O estudo afirma que, com o auxílio de R$ 600, mais de 7 em cada 10 domicílios saíram do grupo mais vulnerável e se moveram temporariamente para faixas superiores de renda.
Para chegar à conclusão, técnicos da pasta dividiram a análise dos beneficiados em dez faixas de rendimento, sendo a mais vulnerável aquela com a renda de até R$ 56,62 mensais por pessoa.
Esse grupo está em situação de extrema pobreza, segundo critérios usados pelo governo federal (famílias com renda mensal de até R$ 89 per capita).

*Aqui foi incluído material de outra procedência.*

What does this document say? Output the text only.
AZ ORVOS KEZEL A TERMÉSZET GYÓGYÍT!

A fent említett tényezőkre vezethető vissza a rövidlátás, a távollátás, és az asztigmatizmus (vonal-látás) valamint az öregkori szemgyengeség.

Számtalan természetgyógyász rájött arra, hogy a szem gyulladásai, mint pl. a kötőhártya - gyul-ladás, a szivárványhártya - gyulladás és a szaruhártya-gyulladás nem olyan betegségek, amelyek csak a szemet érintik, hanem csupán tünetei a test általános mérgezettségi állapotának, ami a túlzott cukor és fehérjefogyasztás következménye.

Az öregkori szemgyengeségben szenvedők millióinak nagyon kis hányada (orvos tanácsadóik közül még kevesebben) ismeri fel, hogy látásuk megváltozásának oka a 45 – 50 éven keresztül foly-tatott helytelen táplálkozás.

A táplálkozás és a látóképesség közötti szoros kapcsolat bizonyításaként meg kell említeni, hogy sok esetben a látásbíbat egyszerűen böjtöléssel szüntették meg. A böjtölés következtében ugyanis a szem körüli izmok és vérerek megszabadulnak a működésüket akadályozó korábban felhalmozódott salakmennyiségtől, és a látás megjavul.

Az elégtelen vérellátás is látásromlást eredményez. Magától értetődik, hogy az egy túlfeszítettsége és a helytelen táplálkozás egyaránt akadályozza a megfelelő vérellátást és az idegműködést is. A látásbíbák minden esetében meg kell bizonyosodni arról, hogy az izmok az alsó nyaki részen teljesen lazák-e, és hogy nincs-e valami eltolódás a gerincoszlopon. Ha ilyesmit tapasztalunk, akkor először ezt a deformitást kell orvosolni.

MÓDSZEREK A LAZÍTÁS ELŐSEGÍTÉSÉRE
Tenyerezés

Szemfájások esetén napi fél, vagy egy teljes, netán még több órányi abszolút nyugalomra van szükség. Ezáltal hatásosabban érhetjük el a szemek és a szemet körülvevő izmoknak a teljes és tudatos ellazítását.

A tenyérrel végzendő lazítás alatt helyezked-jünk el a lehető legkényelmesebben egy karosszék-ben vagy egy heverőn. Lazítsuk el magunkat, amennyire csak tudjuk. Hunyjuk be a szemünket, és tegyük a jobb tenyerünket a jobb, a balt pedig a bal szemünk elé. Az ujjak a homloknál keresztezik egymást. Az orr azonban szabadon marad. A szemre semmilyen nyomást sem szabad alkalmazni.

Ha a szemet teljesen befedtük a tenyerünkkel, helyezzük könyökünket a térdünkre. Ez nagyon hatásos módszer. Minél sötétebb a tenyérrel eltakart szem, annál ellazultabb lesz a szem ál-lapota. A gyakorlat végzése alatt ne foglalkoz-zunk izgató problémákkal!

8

Esses domicílios são formados por pessoas que não possuem uma fonte de recursos advinda do mercado de trabalho formal e por indivíduos sem qualquer tipo de renda.
A linha da extrema pobreza usada pelo governo é mais baixa do que as adotadas por organismos internacionais.

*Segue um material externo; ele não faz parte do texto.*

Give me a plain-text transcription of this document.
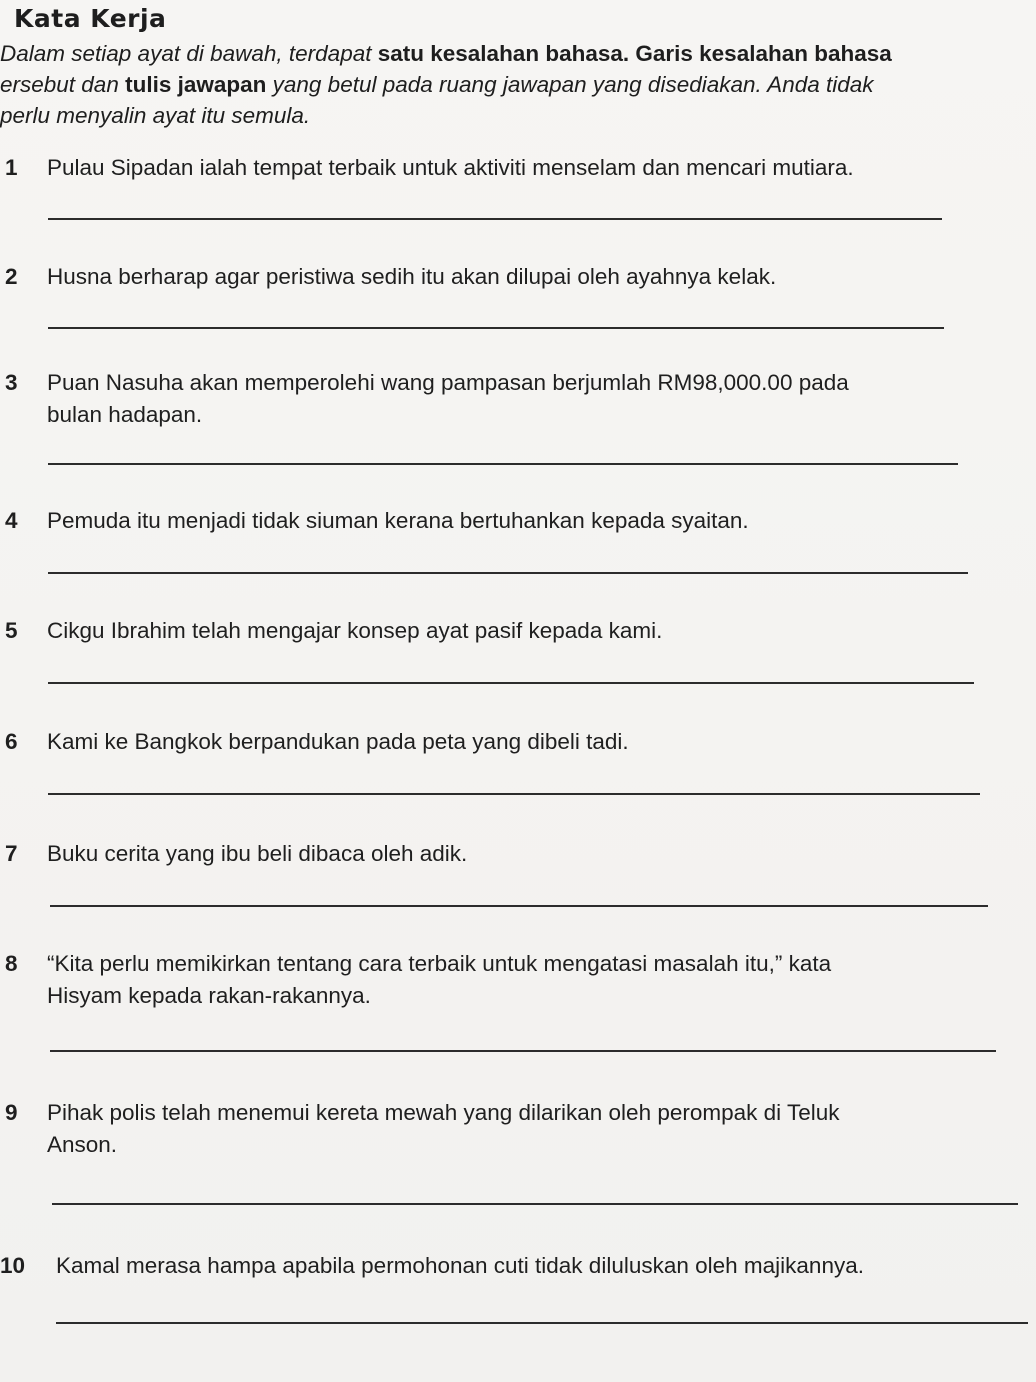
Kata Kerja
Dalam setiap ayat di bawah, terdapat satu kesalahan bahasa. Garis kesalahan bahasa
ersebut dan tulis jawapan yang betul pada ruang jawapan yang disediakan. Anda tidak
perlu menyalin ayat itu semula.
1 Pulau Sipadan ialah tempat terbaik untuk aktiviti menselam dan mencari mutiara.
2 Husna berharap agar peristiwa sedih itu akan dilupai oleh ayahnya kelak.
3 Puan Nasuha akan memperolehi wang pampasan berjumlah RM98,000.00 pada
bulan hadapan.
4 Pemuda itu menjadi tidak siuman kerana bertuhankan kepada syaitan.
5 Cikgu Ibrahim telah mengajar konsep ayat pasif kepada kami.
6 Kami ke Bangkok berpandukan pada peta yang dibeli tadi.
7 Buku cerita yang ibu beli dibaca oleh adik.
8 “Kita perlu memikirkan tentang cara terbaik untuk mengatasi masalah itu,” kata
Hisyam kepada rakan-rakannya.
9 Pihak polis telah menemui kereta mewah yang dilarikan oleh perompak di Teluk
Anson.
10 Kamal merasa hampa apabila permohonan cuti tidak diluluskan oleh majikannya.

A Organização das Nações Unidas (ONU) considera que está na categoria quem tem renda mensal de US$ 1,90 por dia (ou R$ 304,38 mensais, considerando a cotação de quinta-feira).
As informações são do jornalista Fábio Pupo, que em reportagem na Folha de S.Paulo destaca ainda que têm direito ao auxílio concedido durante a pandemia quem for beneficiário do Bolsa Família e aqueles acima de 18 anos sem emprego formal, além de microempreendedores individuais (MEI). É preciso atender a certos critérios de renda.